Congratulations btw on making an observation that few traders ever notice.
Hi Don,
Perhaps this is your forte! ..being in the zone and shooting from the hip. If you can replicate this experience and build confidence in your intuitive abilities fantastic! Perhaps you are a natural champion trader.
Some people are expert surfers with native intuitive ability riding the flow and the motion of each wave.
(If you asked them to explain every detail they would probably fall off the surf board. )
My thought is don't overthink it. Don't kill it with your left brain.
Thanks eudamonia for taking the time to explain that.
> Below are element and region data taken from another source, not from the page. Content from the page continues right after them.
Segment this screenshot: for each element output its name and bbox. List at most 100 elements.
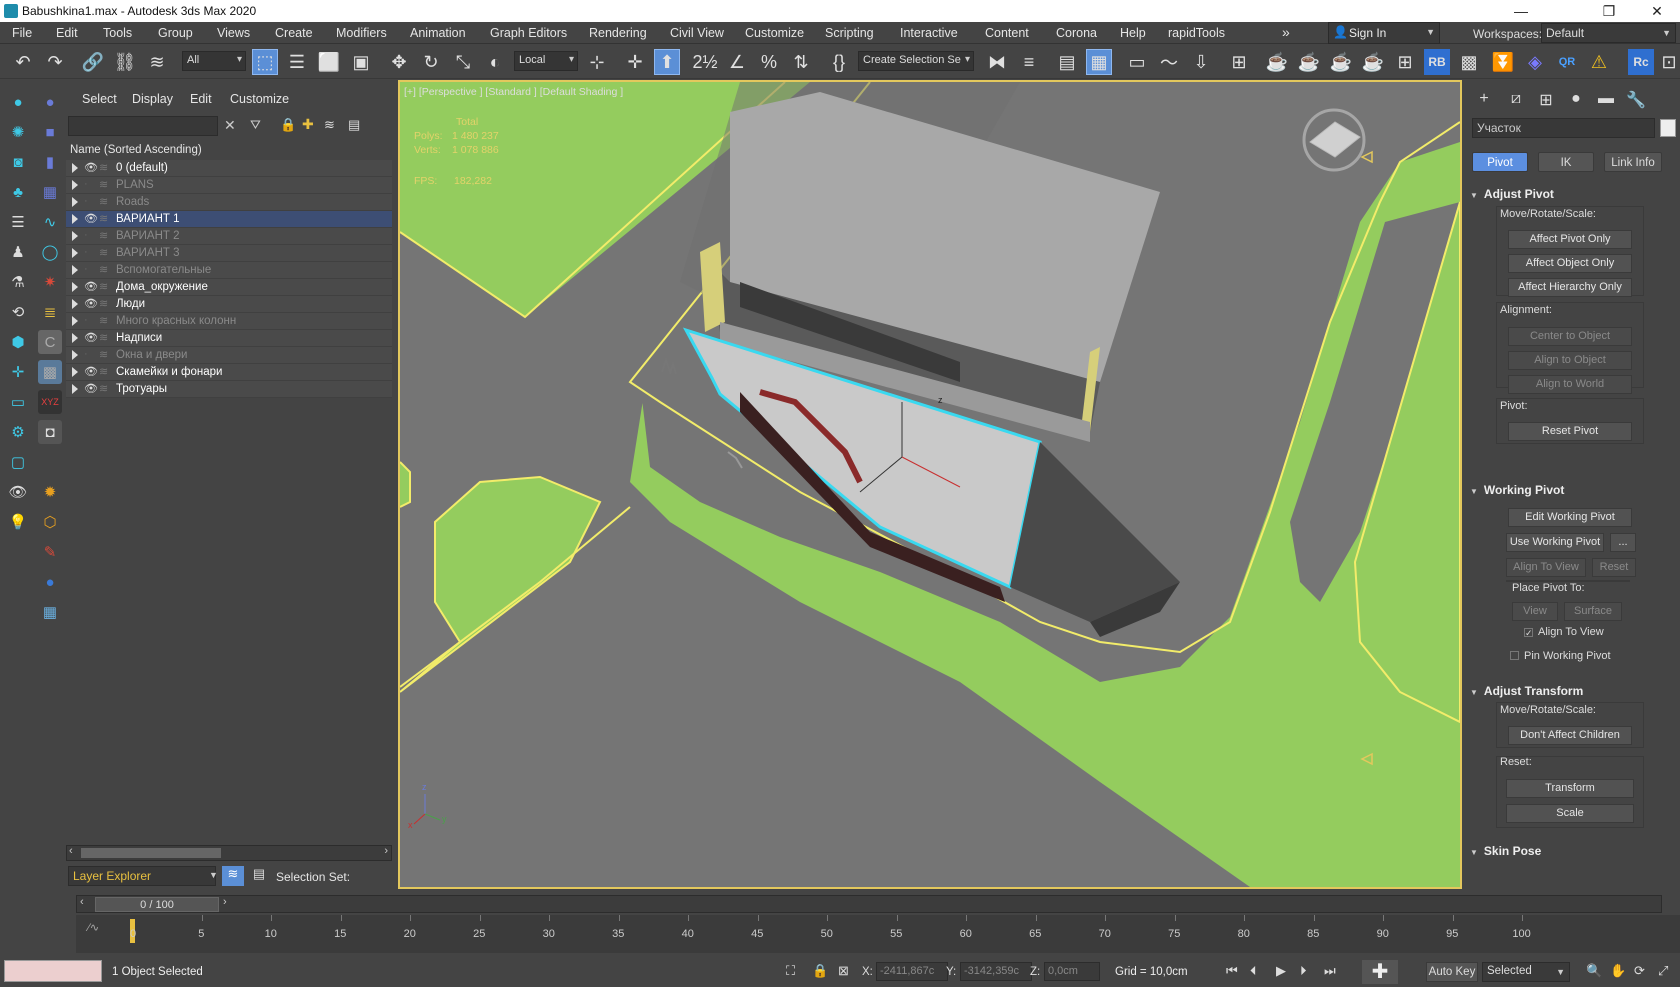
move-icon[interactable]: ✥ xyxy=(386,49,412,75)
layer-icon[interactable]: ≋ xyxy=(99,196,111,208)
clear-search-icon[interactable]: ✕ xyxy=(224,117,236,134)
affect-pivot-only-button[interactable]: Affect Pivot Only xyxy=(1508,230,1632,249)
hidden-icon[interactable]: · xyxy=(84,314,88,326)
layer-icon[interactable]: ≋ xyxy=(99,366,111,378)
y-coordinate-field[interactable]: -3142,359c xyxy=(960,962,1032,981)
scroll-left-icon[interactable]: ‹ xyxy=(69,845,73,857)
reset-working-pivot-button[interactable]: Reset xyxy=(1592,558,1636,577)
rollout-working-pivot[interactable]: Working Pivot xyxy=(1470,483,1670,497)
selection-filter-dropdown[interactable]: All xyxy=(182,51,246,71)
eye-icon[interactable]: 👁 xyxy=(84,331,98,344)
maxscript-listener[interactable] xyxy=(4,960,102,982)
expand-arrow-icon[interactable] xyxy=(72,299,78,309)
tab-ik[interactable]: IK xyxy=(1538,152,1594,172)
eye-icon[interactable]: 👁 xyxy=(84,161,98,174)
affect-object-only-button[interactable]: Affect Object Only xyxy=(1508,254,1632,273)
menu-corona[interactable]: Corona xyxy=(1056,26,1097,40)
rect-selection-icon[interactable]: ⬜ xyxy=(316,49,342,75)
toggle-ribbon-icon[interactable]: ▭ xyxy=(1124,49,1150,75)
align-to-view-checkbox[interactable]: ✓ Align To View xyxy=(1524,626,1604,638)
schematic-view-icon[interactable]: ⇩ xyxy=(1188,49,1214,75)
grid-icon[interactable]: ▦ xyxy=(38,180,62,204)
menu-customize[interactable]: Customize xyxy=(745,26,804,40)
restore-button[interactable]: ❐ xyxy=(1586,0,1632,22)
mirror-icon[interactable]: ⧓ xyxy=(984,49,1010,75)
align-to-world-button[interactable]: Align to World xyxy=(1508,375,1632,394)
next-key-icon[interactable]: ⏵ xyxy=(1300,963,1307,979)
dont-affect-children-button[interactable]: Don't Affect Children xyxy=(1508,726,1632,745)
reset-transform-button[interactable]: Transform xyxy=(1506,779,1634,798)
menu-graph-editors[interactable]: Graph Editors xyxy=(490,26,567,40)
object-name-field[interactable]: Участок xyxy=(1472,118,1655,138)
explorer-tab-display[interactable]: Display xyxy=(132,92,173,106)
previous-frame-icon[interactable]: ⏴ xyxy=(1250,963,1257,979)
render-setup-icon[interactable]: ☕ xyxy=(1264,49,1290,75)
bulb-icon[interactable]: 💡 xyxy=(6,510,30,534)
sun-icon[interactable]: ✺ xyxy=(6,120,30,144)
use-working-pivot-button[interactable]: Use Working Pivot xyxy=(1506,533,1604,552)
list-item[interactable]: · ≋ PLANS xyxy=(66,177,392,194)
snaps-toggle-icon[interactable]: 2½ xyxy=(692,49,718,75)
gear-gold-icon[interactable]: ✹ xyxy=(38,480,62,504)
center-to-object-button[interactable]: Center to Object xyxy=(1508,327,1632,346)
align-icon[interactable]: ≡ xyxy=(1016,49,1042,75)
menu-overflow-icon[interactable]: » xyxy=(1282,24,1290,40)
object-color-swatch[interactable] xyxy=(1660,119,1676,137)
layer-icon[interactable]: ≋ xyxy=(99,332,111,344)
list-item[interactable]: · ≋ Вспомогательные xyxy=(66,262,392,279)
checker-icon[interactable]: ▩ xyxy=(1456,49,1482,75)
menu-file[interactable]: File xyxy=(12,26,32,40)
rb-plugin-icon[interactable]: RB xyxy=(1424,49,1450,75)
menu-animation[interactable]: Animation xyxy=(410,26,466,40)
render-production-icon[interactable]: ☕ xyxy=(1328,49,1354,75)
sphere-icon[interactable]: ● xyxy=(38,90,62,114)
place-view-button[interactable]: View xyxy=(1512,602,1558,621)
chevrons-down-icon[interactable]: ⏬ xyxy=(1490,49,1516,75)
flask-icon[interactable]: ⚗ xyxy=(6,270,30,294)
link-icon[interactable]: 🔗 xyxy=(80,49,106,75)
list-item[interactable]: 👁 ≋ Люди xyxy=(66,296,392,313)
person-icon[interactable]: ♟ xyxy=(6,240,30,264)
texture-c-icon[interactable]: C xyxy=(38,330,62,354)
close-button[interactable]: ✕ xyxy=(1634,0,1680,22)
layer-icon[interactable]: ≋ xyxy=(99,213,111,225)
expand-arrow-icon[interactable] xyxy=(72,333,78,343)
frame-icon[interactable]: ▢ xyxy=(6,450,30,474)
grid-tool-icon[interactable]: ⊡ xyxy=(1656,49,1680,75)
time-slider[interactable]: ‹ 0 / 100 › xyxy=(76,893,1680,915)
eye-icon[interactable]: 👁 xyxy=(84,297,98,310)
list-icon[interactable]: ☰ xyxy=(6,210,30,234)
x-coordinate-field[interactable]: -2411,867c xyxy=(876,962,948,981)
layer-explorer-icon[interactable]: ▦ xyxy=(1086,49,1112,75)
diamond-icon[interactable]: ◈ xyxy=(1522,49,1548,75)
viewport-label[interactable]: [+] [Perspective ] [Standard ] [Default … xyxy=(404,86,623,98)
chevron-down-icon[interactable]: ▼ xyxy=(209,870,218,880)
menu-group[interactable]: Group xyxy=(158,26,193,40)
pin-working-pivot-checkbox[interactable]: Pin Working Pivot xyxy=(1510,650,1611,662)
expand-arrow-icon[interactable] xyxy=(72,231,78,241)
expand-arrow-icon[interactable] xyxy=(72,367,78,377)
camera-icon[interactable]: ◙ xyxy=(6,150,30,174)
axis-icon[interactable]: ✛ xyxy=(6,360,30,384)
eye-icon[interactable]: 👁 xyxy=(6,480,30,504)
eye-icon[interactable]: 👁 xyxy=(84,382,98,395)
list-item[interactable]: 👁 ≋ Тротуары xyxy=(66,381,392,398)
layer-icon[interactable]: ≋ xyxy=(99,349,111,361)
add-layer-icon[interactable]: ✚ xyxy=(302,116,314,133)
unlink-icon[interactable]: ⛓ xyxy=(112,49,138,75)
set-key-icon[interactable]: ✚ xyxy=(1362,960,1398,984)
list-item[interactable]: · ≋ ВАРИАНТ 3 xyxy=(66,245,392,262)
menu-modifiers[interactable]: Modifiers xyxy=(336,26,387,40)
motion-tab-icon[interactable]: ● xyxy=(1564,90,1588,112)
tree-icon[interactable]: ♣ xyxy=(6,180,30,204)
list-item[interactable]: 👁 ≋ Дома_окружение xyxy=(66,279,392,296)
named-selection-dropdown[interactable]: Create Selection Se xyxy=(858,51,974,71)
monitor-icon[interactable]: ▭ xyxy=(6,390,30,414)
prev-frame-icon[interactable]: ‹ xyxy=(80,896,84,908)
time-slider-track[interactable]: ‹ 0 / 100 › xyxy=(76,895,1662,913)
selection-lock-icon[interactable]: 🔒 xyxy=(812,963,828,979)
utilities-tab-icon[interactable]: 🔧 xyxy=(1624,90,1648,112)
keyboard-shortcut-override-icon[interactable]: ⬆ xyxy=(654,49,680,75)
list-item[interactable]: · ≋ Много красных колонн xyxy=(66,313,392,330)
redo-icon[interactable]: ↷ xyxy=(42,49,68,75)
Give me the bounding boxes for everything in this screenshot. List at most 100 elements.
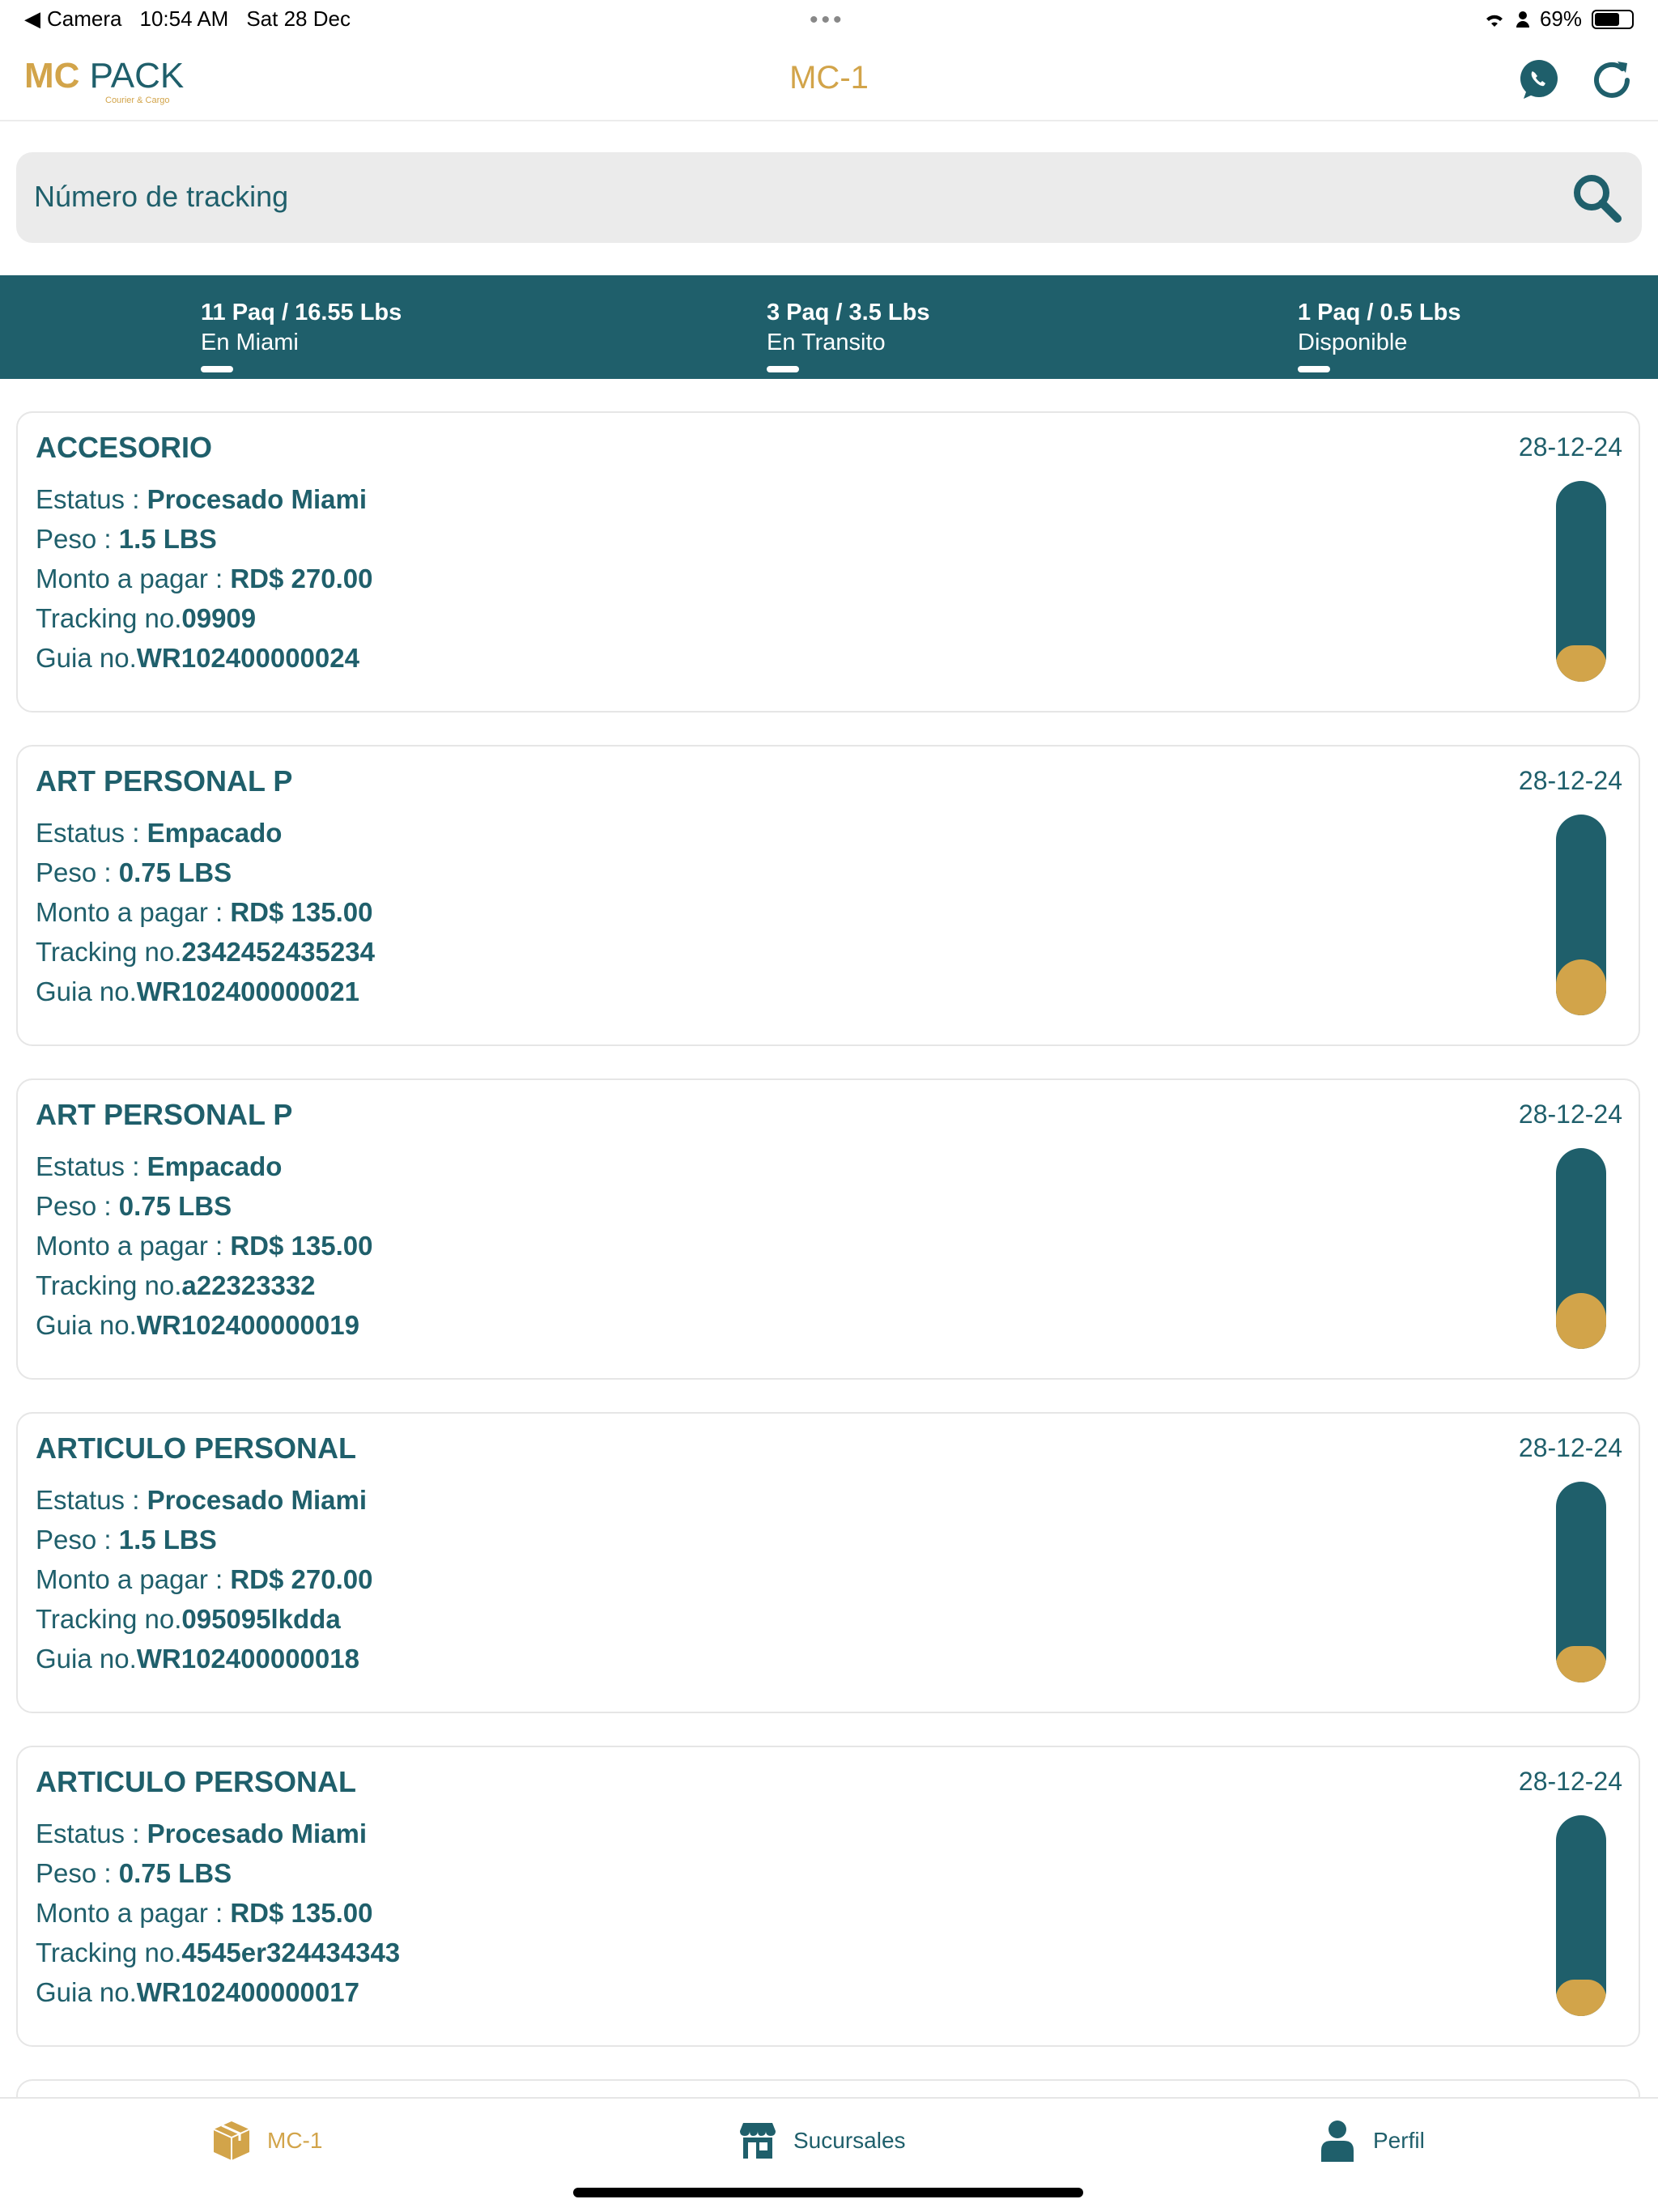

I especially relate to this statement: => " call it a high volume, fast paced, trending market and found that you can trade almost any with the trend "setup" and make money." I suspected that was the case, and hitting those trades constantly was not genius, but exactly what i was supposed to be doing, given those conditions. Right, got it. Now i have to identify and learn to classify the other trading-day environments. This is reminding me a lot of how wind conditions and tidal action work on the water to produce a certain type of sea. Thanks again for the insight.
Hi Aquarian, I just noticed you are from Point Roberts, one of my old friends lives there also, a Canadian. A great place to live, indeed.
Yep, I think that's what i discovered, over-thinking. This experience probably saved me from quitting, and giving up on trading altogether. I'm going to press on, knowing that i got up on the surf board one time, and that it can be done. Damn, this is a hard nut to crack. I know, if it were easy, everyone would be doing it.. lol. Thanks for the advise, it helps.
Cheers guys!
Yes it certainly is - at least for me. However, I doubt there are many who have cranked out a $12,000 day - sim or not. Perhaps for you the easy route is the best route. "Go with the Flow - bro!"